“But this Glen Shira,” said she, pretending merriment, “it’s the white girl’s grave for me, Duncan. Should not I be glad to be getting out of it?” And now her eyes were suffused with tears though her lips were smiling.
“I know, I know,” said he, casting a glance up that lone valley that was so much their common grief. “And could we not be worse? I’m sure Black Duncan, reared in a bothy in Skye, who has been tossed by the sea, and been wet and dry in all airts of the world, would be a very thankless man if he was not pleased to be here safe and comfortable, on a steady bed at night, and not heeding the wind nor the storm no more than if he was a skart.”
“Oh! you’re glad enough to be here, then?” said she.
“Am I?” said he. And he sighed, so comical a sound from that hard mariner that she could not but laugh in spite of the anxieties oppressing her.
“I’m not going with him,” she proceeded.
“I know,” said he. “At least I heard—I heard otherwise, and I wondered when you said it, thinking perhaps you had made him change his mind.”

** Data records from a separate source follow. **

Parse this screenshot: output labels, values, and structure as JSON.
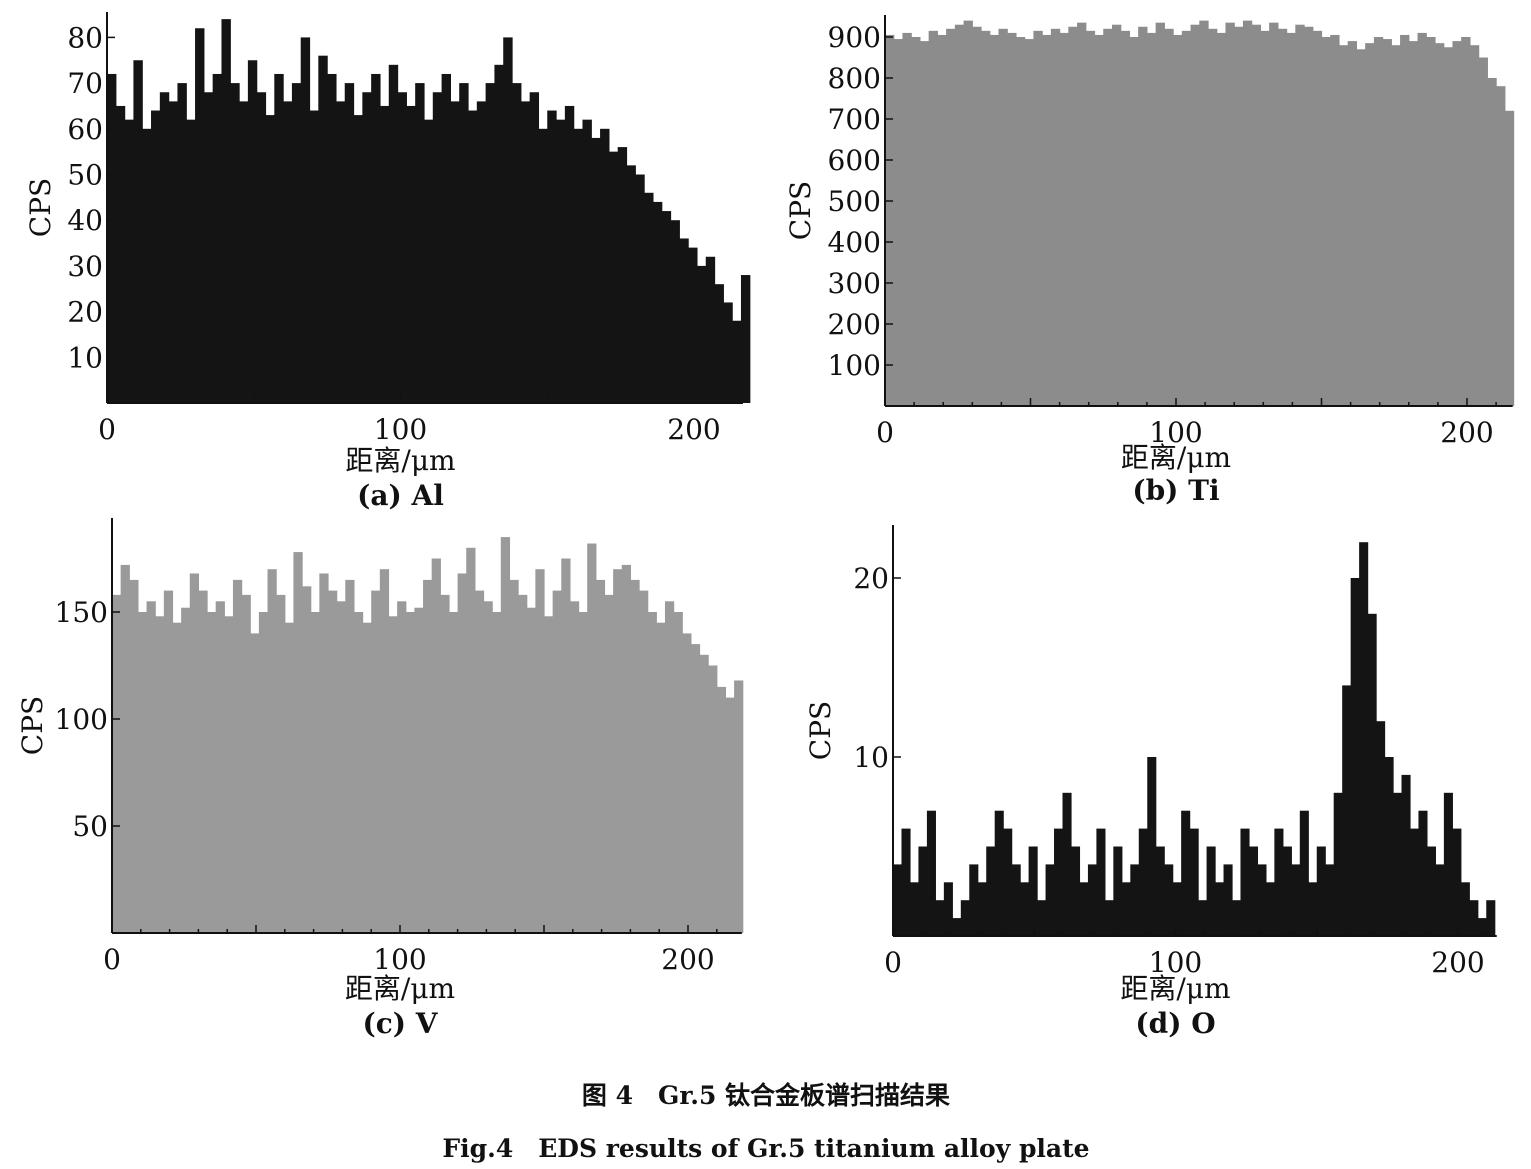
{
  "figure_caption_cn": "图 4　Gr.5 钛合金板谱扫描结果",
  "figure_caption_en": "Fig.4　EDS results of Gr.5 titanium alloy plate",
  "chart_data": [
    {
      "type": "bar",
      "caption": "(a) Al",
      "xlabel": "距离/μm",
      "ylabel": "CPS",
      "xlim": [
        0,
        216
      ],
      "ylim": [
        0,
        85
      ],
      "xticks": [
        0,
        100,
        200
      ],
      "yticks": [
        10,
        20,
        30,
        40,
        50,
        60,
        70,
        80
      ],
      "color": "#141414",
      "x_step": 3,
      "values": [
        72,
        65,
        62,
        75,
        60,
        64,
        68,
        66,
        70,
        62,
        82,
        68,
        72,
        84,
        70,
        66,
        75,
        68,
        63,
        72,
        66,
        70,
        80,
        64,
        76,
        72,
        66,
        70,
        63,
        68,
        72,
        65,
        74,
        68,
        65,
        70,
        62,
        68,
        72,
        66,
        70,
        64,
        66,
        70,
        74,
        80,
        70,
        66,
        68,
        60,
        64,
        62,
        65,
        60,
        62,
        58,
        60,
        55,
        56,
        52,
        50,
        46,
        44,
        42,
        40,
        36,
        34,
        30,
        32,
        26,
        22,
        18,
        28
      ]
    },
    {
      "type": "bar",
      "caption": "(b) Ti",
      "xlabel": "距离/μm",
      "ylabel": "CPS",
      "xlim": [
        0,
        215
      ],
      "ylim": [
        0,
        950
      ],
      "xticks": [
        0,
        100,
        200
      ],
      "yticks": [
        100,
        200,
        300,
        400,
        500,
        600,
        700,
        800,
        900
      ],
      "color": "#8c8c8c",
      "x_step": 3,
      "values": [
        905,
        895,
        910,
        900,
        890,
        915,
        905,
        920,
        930,
        940,
        925,
        915,
        905,
        920,
        910,
        900,
        895,
        915,
        905,
        920,
        910,
        925,
        935,
        915,
        905,
        920,
        930,
        915,
        900,
        925,
        910,
        935,
        920,
        905,
        915,
        930,
        940,
        920,
        910,
        935,
        925,
        940,
        930,
        915,
        935,
        920,
        910,
        930,
        925,
        915,
        900,
        905,
        880,
        890,
        870,
        885,
        900,
        895,
        880,
        905,
        890,
        910,
        900,
        885,
        875,
        890,
        900,
        880,
        850,
        800,
        780,
        720
      ]
    },
    {
      "type": "bar",
      "caption": "(c) V",
      "xlabel": "距离/μm",
      "ylabel": "CPS",
      "xlim": [
        0,
        218
      ],
      "ylim": [
        0,
        192
      ],
      "xticks": [
        0,
        100,
        200
      ],
      "yticks": [
        50,
        100,
        150
      ],
      "color": "#9a9a9a",
      "x_step": 3,
      "values": [
        158,
        172,
        165,
        150,
        155,
        148,
        160,
        145,
        152,
        168,
        160,
        150,
        155,
        148,
        165,
        158,
        140,
        150,
        170,
        158,
        145,
        178,
        162,
        150,
        168,
        160,
        155,
        165,
        150,
        145,
        160,
        170,
        148,
        155,
        150,
        152,
        165,
        175,
        158,
        150,
        168,
        180,
        160,
        155,
        150,
        185,
        165,
        158,
        152,
        170,
        148,
        160,
        175,
        155,
        150,
        182,
        165,
        158,
        170,
        172,
        165,
        160,
        150,
        145,
        155,
        150,
        140,
        135,
        130,
        125,
        115,
        110,
        118
      ]
    },
    {
      "type": "bar",
      "caption": "(d) O",
      "xlabel": "距离/μm",
      "ylabel": "CPS",
      "xlim": [
        0,
        213
      ],
      "ylim": [
        0,
        23
      ],
      "xticks": [
        0,
        100,
        200
      ],
      "yticks": [
        10,
        20
      ],
      "color": "#141414",
      "x_step": 3,
      "values": [
        4,
        6,
        3,
        5,
        7,
        2,
        3,
        1,
        2,
        4,
        3,
        5,
        7,
        6,
        4,
        3,
        5,
        2,
        4,
        6,
        8,
        5,
        3,
        4,
        6,
        2,
        5,
        3,
        4,
        6,
        10,
        5,
        4,
        3,
        7,
        6,
        2,
        5,
        3,
        4,
        2,
        6,
        5,
        4,
        3,
        6,
        5,
        4,
        7,
        3,
        5,
        4,
        8,
        14,
        20,
        22,
        18,
        12,
        10,
        8,
        9,
        6,
        7,
        5,
        4,
        8,
        6,
        3,
        2,
        1,
        2
      ]
    }
  ]
}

“You thought I had made him change—what do you mean?” she pressed, feeling herself on the verge of an explanation, but determined not to ask directly.
Black Duncan became cautious.
“You need not be asking me anything: I know nothing about it,” said he shortly. “I am very busy—I——” He hissed at his work more strenuously than ever.
Then Nan knew he was not to be got at that way.